Whitney and Courtney’s lip sync opening featured the contrasting heavy stomping footwork drill of a jock with the silent tip-toe bourrée of a ballerina. They threw out questions to the audience such as “I want to know like… who’s pitching? And like… who’s catching? Who’s like… the cheetah? And who’s like… the leopard?” While their monologue mocked the roles that society has assigned to people based on their gender, the duet quickly left the subject and moved onto their next drill, where the rest of the performance group joined in with latex heels and flat shoes. Their other latex objects underwent transformation from doors, into IKEA furniture, into huge genitals inside the performer’s skirts and shorts. While three performers, including Courtney, displayed the IKEA furniture, another performer created an optical illusion as they walked down a red carpet “upside down,” with latex heels in their hands and their skirt covering their head.
Another absurd and hilarious drill followed, as four jocks presented Tchaikovsky’s Four Swans variation to a melody incorporating popular acronyms like lol, omg, lmao, etc. Their version opened a conversation about how we are used to seeing ballerinas dance to Tchaikovsky’s music, and therefore how we attach stereotypes to music. Later on, Ava Cole and Loren Othon’s song introduced a beautiful moment that seemed unattached to that same conversation. These two sections were the best parts of the performance, as they stood independently without any need for context within the framework of the team’s practice. However, this stand-alone quality was not present for other moments in the piece, such as three minutes of laughter after displaying the IKEA furniture.
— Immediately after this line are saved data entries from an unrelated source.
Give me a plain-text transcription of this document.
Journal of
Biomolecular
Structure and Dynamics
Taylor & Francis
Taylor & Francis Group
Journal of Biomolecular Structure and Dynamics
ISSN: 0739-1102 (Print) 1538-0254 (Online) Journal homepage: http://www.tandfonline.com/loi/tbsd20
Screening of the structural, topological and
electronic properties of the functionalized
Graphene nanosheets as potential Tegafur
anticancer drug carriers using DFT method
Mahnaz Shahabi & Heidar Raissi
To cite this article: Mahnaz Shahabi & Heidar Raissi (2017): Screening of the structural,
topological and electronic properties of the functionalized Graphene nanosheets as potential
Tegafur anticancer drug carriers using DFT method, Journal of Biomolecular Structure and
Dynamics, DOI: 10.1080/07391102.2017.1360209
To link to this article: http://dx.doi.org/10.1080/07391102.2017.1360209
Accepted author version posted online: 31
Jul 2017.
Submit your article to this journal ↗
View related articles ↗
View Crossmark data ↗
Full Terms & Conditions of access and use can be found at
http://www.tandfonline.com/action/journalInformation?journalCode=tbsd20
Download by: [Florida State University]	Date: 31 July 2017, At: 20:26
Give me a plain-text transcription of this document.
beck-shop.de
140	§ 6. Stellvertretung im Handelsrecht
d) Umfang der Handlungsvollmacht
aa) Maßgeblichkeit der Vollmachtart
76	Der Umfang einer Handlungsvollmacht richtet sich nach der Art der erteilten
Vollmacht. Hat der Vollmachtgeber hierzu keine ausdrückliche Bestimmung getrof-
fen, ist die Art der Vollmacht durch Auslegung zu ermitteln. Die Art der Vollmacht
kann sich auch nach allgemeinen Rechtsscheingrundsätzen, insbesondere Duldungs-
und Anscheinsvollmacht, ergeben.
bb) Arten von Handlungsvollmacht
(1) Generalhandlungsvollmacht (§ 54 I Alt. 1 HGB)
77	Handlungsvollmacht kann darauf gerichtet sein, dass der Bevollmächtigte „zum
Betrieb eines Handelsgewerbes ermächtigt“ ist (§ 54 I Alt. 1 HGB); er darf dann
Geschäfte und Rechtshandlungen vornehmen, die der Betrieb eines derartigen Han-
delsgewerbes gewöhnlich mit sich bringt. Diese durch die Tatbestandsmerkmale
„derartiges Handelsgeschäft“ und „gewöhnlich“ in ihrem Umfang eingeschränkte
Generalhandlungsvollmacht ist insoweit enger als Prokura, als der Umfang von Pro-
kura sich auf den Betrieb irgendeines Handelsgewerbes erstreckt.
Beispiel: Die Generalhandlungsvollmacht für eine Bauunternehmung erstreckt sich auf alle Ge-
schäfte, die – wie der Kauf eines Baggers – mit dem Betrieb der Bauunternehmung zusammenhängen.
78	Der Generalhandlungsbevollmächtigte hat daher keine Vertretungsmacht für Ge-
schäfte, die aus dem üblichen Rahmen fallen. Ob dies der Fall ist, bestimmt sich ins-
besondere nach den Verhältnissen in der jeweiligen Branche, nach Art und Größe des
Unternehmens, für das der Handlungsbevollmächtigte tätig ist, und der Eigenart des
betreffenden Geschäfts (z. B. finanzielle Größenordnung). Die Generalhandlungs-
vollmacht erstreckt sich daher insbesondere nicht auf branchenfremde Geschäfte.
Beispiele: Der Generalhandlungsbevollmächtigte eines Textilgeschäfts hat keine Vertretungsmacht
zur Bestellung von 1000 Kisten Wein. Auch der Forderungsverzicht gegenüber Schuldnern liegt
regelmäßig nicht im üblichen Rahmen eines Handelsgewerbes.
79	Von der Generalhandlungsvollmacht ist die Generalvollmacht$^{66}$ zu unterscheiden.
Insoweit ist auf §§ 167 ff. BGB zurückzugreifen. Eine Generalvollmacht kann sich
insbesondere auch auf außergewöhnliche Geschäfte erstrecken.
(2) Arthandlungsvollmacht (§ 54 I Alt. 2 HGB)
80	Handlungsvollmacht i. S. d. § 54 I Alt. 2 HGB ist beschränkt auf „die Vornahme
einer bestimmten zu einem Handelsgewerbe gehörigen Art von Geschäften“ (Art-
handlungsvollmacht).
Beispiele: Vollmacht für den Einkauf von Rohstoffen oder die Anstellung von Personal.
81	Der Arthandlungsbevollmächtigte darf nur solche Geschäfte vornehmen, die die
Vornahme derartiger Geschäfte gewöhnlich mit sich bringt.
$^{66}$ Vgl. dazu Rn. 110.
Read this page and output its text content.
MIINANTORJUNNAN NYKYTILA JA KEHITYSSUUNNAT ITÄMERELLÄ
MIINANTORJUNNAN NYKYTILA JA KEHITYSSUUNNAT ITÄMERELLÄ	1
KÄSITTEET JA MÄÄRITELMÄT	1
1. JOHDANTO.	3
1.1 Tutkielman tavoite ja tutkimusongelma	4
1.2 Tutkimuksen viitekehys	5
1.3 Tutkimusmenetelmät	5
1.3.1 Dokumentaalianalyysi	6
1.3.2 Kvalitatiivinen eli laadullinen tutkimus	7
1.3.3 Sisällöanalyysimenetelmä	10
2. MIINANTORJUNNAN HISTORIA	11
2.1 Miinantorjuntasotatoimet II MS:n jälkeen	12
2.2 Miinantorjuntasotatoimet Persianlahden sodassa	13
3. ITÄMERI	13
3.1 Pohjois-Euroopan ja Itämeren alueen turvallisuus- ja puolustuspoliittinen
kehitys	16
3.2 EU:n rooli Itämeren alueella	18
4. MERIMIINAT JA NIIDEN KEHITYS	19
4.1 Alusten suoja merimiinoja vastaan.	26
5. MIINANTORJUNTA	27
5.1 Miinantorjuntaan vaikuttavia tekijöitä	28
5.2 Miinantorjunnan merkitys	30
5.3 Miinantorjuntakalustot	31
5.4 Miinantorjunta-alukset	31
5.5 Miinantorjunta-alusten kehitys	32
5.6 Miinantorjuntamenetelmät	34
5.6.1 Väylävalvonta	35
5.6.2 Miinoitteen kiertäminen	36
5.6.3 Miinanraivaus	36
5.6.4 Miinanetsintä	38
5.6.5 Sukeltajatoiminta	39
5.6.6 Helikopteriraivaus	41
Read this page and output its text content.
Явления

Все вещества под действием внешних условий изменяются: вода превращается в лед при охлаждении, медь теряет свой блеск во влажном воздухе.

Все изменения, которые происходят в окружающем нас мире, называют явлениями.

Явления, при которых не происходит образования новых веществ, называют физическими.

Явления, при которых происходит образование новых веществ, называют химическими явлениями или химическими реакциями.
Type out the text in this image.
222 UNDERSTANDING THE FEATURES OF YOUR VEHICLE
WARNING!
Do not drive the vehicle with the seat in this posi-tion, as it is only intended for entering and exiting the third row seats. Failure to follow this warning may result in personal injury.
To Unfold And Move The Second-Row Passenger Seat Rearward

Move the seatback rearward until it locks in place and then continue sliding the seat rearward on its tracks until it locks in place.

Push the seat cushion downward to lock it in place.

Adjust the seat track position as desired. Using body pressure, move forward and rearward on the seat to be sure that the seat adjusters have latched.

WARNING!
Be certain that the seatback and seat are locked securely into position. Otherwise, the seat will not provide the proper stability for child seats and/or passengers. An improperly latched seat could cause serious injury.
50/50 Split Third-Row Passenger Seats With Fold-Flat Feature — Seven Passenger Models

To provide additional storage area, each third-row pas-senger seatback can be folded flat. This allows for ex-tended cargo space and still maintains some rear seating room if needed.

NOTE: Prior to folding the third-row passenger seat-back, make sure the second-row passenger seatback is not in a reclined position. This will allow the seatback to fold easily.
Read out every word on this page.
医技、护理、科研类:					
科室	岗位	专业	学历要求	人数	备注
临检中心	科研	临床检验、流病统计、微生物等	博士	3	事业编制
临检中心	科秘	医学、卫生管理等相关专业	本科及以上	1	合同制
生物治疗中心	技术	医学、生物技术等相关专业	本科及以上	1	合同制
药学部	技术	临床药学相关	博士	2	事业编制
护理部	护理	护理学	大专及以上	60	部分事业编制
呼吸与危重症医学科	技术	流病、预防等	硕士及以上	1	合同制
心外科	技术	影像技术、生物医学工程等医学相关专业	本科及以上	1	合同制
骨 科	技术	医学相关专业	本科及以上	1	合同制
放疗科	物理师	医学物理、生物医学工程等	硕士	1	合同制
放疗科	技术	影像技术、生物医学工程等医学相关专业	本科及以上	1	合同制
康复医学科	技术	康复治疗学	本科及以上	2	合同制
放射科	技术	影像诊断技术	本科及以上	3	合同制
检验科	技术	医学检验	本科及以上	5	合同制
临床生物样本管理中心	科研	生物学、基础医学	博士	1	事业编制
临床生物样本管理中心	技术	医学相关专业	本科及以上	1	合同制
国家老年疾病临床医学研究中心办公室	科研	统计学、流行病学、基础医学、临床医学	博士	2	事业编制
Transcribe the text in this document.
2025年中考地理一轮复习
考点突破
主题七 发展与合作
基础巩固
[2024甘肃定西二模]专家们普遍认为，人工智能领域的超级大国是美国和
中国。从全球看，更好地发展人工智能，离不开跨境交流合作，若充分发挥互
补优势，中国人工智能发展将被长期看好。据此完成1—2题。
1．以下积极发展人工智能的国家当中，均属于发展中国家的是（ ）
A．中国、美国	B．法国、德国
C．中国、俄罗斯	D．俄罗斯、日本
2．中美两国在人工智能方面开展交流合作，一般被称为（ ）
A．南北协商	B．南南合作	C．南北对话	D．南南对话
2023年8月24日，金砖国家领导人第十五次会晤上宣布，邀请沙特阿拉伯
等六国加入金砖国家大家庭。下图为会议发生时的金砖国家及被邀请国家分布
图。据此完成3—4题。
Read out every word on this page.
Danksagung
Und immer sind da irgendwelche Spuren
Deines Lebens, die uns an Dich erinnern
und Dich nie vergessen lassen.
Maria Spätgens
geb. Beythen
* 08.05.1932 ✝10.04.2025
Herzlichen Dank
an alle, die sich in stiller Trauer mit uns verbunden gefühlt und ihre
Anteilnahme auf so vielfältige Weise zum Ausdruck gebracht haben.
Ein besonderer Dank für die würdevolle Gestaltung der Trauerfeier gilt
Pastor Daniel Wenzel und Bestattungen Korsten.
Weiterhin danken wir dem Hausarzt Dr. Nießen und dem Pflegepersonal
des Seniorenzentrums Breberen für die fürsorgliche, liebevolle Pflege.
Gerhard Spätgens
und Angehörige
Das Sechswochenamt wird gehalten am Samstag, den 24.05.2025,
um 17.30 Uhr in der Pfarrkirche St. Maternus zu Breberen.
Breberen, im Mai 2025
The last drill, “Personal Issues,” had mainly inspiring and comical moments. Yet again, the performers simply touched upon subjects tabooed in society, without fully diving into them. This drill was a race in which three groups had to reach the opposite side while wearing shape-shifting latex costumes. They provided the background for the performers, who were called upon by Whitney to speak about their personal issues. Whitney brought up how she despised department stores because items were categorized in accordance to gender. Eli Steffen, on the other hand, brought up how seeing a therapist can be an unpleasant event as they ask people to connect with their emotions. Kristi Krein brought up her uneasiness with how she had been told she could get away with drinking a beer outside a bar simply because she was a “pretty white girl,” and how she hadn’t confronted the situation because “she was from Seattle.”
While Krein made light of Seattleites for not speaking about issues, GENDER TENDER as a whole might want to explore other ways to bring up gender, race, queer identity, and more issues affecting people without simply pointing at the elephant in the room— and perhaps take on an educational role that promotes discussion in this city.